After such a devastating defeat, the time for daydreaming is over and I disagree completely with those PN lawyers who want to delay electing the leader. Simon Busuttil’s declaration that this will be known come September is unacceptable. This is suicidal. It is crucial that the PN reconstitutes itself soonest, otherwise it faces total dissolution. The Party must wake up to reality and start acting in a responsible fashion. The defeat was not greater in 2013 because there was still the figure of Lawrence Gonzi. Nowadays, Gonzi’s ideals have long been shoved aside, and Labour has succeeded to widen the divide to an extent never seen before. To put it plainly, the Nationalist Party’s situation is dire.

So why is Marlene the ideal person to be the next leader of the Nationalist Party? First of all, Marlene does not form part of that political class that was configured in the 1980s. But that period is now history and those politicians who still wallow in those memories must realize that they cannot live in the past. Marlene Farrugia has been most humiliated for having stood up for the Nationalist Party. The words of the Carnival song, as she and her partner walked up the counting hall, will surely continue to haunt her. The memory of this mortifying episode has the strength to change a future electoral result. One thing is certain; her election to the Maltese Parliament is a fissure in Labour’s victory.

The Labour Party’s agents did not have the chance to knock with all their might on the Perspex separation screen and holler “out, out”. The Nationalist voters of the 10th district were generous with Marlene.  She will remain ever grateful for this and she will be representing them in Parliament. If the Nationalist delegates and members are prepared to elect her as leader of the Nationalist Party, she will work hard, and with humility and firmness will rebuild the dignity the once good name of this Party. She is the only person who can open the Party to inclusion. Thus, the arrogance that has been plaguing the Nationalist Party will cease once and for all.

It could be said that Marlene is not ‘us’. She is leader of another Party. Correct.  However, I wish to remind readers that the present day Nationalist Party is built on a historical merger which happened in 1926, between the Panzavecchiani who formed the largest party and the small party of Enrico Mizzi. The party of Ignazio Panzavecchia was known as the Unione Politica Maltese. Today, we look back on Enrico Mizzi with respect and we consider him to have been a fit leader of this party. Nonetheless, without this merger Mizzi would have never been the leader of the Nationalist Party. In the elections of 1924, he was the sole member of his party to make it to parliament.

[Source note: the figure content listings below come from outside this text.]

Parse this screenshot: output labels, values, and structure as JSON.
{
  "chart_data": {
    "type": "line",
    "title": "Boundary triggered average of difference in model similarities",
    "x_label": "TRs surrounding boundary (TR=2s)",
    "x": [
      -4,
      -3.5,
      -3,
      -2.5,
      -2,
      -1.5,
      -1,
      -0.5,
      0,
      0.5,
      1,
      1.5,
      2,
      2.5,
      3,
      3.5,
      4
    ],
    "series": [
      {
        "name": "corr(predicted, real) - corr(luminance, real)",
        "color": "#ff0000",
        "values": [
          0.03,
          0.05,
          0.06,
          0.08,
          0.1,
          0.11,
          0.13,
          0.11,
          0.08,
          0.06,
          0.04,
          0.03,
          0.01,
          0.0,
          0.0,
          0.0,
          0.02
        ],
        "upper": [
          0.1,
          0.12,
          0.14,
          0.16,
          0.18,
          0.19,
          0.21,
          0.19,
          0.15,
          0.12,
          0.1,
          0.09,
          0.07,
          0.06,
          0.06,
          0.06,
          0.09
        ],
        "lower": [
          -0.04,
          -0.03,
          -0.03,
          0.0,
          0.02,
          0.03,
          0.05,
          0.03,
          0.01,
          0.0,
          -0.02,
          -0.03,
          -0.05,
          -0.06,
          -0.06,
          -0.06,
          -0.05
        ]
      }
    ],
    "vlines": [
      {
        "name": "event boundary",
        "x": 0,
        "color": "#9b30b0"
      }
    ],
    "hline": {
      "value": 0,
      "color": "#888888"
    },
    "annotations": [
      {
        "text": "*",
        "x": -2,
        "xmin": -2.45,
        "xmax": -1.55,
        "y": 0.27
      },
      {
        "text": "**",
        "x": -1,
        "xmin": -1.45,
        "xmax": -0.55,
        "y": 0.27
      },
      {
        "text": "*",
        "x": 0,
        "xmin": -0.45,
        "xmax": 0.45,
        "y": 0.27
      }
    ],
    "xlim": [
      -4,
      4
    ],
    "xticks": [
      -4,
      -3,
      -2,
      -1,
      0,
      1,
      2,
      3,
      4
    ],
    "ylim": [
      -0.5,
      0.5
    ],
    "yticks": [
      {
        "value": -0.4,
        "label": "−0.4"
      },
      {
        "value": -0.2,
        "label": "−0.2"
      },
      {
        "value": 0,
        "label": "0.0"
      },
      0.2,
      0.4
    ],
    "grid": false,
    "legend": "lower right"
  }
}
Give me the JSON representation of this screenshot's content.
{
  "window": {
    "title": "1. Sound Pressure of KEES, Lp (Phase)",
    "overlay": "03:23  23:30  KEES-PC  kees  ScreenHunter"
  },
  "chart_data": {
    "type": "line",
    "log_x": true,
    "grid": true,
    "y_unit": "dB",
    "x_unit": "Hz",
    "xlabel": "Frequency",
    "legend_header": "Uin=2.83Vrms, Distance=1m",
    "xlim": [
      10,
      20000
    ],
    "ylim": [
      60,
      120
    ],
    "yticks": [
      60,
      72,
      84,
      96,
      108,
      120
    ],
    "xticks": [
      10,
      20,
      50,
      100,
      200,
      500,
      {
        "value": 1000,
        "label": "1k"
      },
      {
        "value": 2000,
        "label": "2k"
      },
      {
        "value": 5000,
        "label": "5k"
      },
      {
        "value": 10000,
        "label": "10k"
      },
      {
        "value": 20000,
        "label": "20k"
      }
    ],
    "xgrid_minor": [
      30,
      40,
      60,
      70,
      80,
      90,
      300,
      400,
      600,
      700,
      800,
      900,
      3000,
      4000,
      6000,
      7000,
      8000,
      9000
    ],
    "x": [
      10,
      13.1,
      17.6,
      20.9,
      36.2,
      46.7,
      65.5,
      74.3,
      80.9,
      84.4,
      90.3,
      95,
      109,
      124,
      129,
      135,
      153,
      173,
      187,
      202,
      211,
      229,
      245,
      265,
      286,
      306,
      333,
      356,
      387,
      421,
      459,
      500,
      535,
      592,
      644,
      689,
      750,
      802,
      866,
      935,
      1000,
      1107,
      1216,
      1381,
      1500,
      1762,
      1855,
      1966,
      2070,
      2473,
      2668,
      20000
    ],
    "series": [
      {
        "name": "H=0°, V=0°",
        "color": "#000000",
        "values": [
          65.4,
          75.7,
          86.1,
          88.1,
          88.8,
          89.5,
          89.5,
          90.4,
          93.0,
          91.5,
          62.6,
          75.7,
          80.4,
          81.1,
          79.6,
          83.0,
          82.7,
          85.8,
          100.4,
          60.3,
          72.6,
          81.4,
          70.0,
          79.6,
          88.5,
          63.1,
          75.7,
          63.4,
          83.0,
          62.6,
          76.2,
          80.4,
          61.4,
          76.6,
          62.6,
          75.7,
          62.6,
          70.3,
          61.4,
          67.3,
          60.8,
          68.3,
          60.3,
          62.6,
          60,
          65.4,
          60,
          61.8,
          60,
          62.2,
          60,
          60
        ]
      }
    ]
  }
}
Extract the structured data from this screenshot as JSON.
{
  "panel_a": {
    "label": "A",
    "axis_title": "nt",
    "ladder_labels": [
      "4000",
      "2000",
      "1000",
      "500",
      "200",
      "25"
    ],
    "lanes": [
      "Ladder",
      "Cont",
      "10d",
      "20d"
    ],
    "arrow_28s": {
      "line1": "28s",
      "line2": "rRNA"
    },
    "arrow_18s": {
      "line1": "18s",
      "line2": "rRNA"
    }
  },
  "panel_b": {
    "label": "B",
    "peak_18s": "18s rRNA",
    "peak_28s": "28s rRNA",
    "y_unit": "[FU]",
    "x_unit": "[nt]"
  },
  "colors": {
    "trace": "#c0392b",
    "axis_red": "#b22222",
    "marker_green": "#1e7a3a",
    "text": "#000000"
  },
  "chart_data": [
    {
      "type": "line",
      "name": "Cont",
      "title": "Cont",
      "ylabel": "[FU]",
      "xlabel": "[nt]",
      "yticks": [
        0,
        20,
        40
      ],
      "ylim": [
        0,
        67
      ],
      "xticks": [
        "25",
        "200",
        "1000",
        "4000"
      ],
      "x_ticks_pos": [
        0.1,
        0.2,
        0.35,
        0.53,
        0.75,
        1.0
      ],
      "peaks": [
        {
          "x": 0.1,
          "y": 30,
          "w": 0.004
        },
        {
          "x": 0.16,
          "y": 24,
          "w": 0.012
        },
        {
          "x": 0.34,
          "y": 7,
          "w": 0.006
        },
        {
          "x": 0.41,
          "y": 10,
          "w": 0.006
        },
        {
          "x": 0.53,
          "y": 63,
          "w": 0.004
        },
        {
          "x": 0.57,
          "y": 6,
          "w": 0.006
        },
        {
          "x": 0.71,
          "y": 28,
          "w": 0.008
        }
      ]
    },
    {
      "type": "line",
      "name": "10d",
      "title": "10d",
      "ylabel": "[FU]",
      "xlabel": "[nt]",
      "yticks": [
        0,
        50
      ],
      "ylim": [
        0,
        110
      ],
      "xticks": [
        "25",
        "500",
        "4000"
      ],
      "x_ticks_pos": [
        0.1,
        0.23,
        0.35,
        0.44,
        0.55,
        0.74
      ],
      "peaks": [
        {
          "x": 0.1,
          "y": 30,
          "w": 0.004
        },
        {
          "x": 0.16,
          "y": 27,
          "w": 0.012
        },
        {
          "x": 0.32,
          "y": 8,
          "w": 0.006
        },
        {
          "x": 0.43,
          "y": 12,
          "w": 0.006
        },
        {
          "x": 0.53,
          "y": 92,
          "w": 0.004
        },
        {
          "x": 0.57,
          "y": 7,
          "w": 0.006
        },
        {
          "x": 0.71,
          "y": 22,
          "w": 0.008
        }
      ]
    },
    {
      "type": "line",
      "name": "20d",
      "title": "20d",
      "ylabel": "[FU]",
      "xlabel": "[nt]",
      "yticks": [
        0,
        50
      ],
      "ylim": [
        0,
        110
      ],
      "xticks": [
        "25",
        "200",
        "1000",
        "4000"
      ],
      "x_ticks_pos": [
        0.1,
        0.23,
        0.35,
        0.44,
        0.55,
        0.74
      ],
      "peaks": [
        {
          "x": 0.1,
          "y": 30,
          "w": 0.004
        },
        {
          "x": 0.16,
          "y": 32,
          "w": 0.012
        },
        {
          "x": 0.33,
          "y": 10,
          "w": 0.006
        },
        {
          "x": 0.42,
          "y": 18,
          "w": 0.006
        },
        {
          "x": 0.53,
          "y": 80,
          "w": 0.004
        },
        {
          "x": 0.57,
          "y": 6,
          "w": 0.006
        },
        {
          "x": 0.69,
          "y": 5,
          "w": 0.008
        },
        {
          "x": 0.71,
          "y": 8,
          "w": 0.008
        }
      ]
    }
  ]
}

Marlene Farrugia is capable of handling the challenges that the Party has to face. This means that the coalition of Marlene’s Party will end and the two parties will merge into one, becoming part and parcel of the Nationalist Party. After all, Marlene was elected on the Nationalist ticket. This is a clear way for delegates and councillors of the Party  to give an answer to Muscat, and show that not only is the coalition not one of Kaos, but  one of fusion, which will soldier on in its bid to build a new Malta. I am absolutely convinced that Farrugia is capable of building up the Party again without it losing its identity.

Today, the Nationalist Party is reaping the fruits it has sown. It is now up to the Party whether to heed my analysis and suggestions based on facts this second time round or not. Unfortunately, the danger is that the Party is clearly gravitating to new depths, and, in the near future, it might spiral down to represent only between 10% and 20% of the electorate. Marlene Farrugia is capable of changing the course the Party is on, and she certainly has the potential to get the party into government in five years.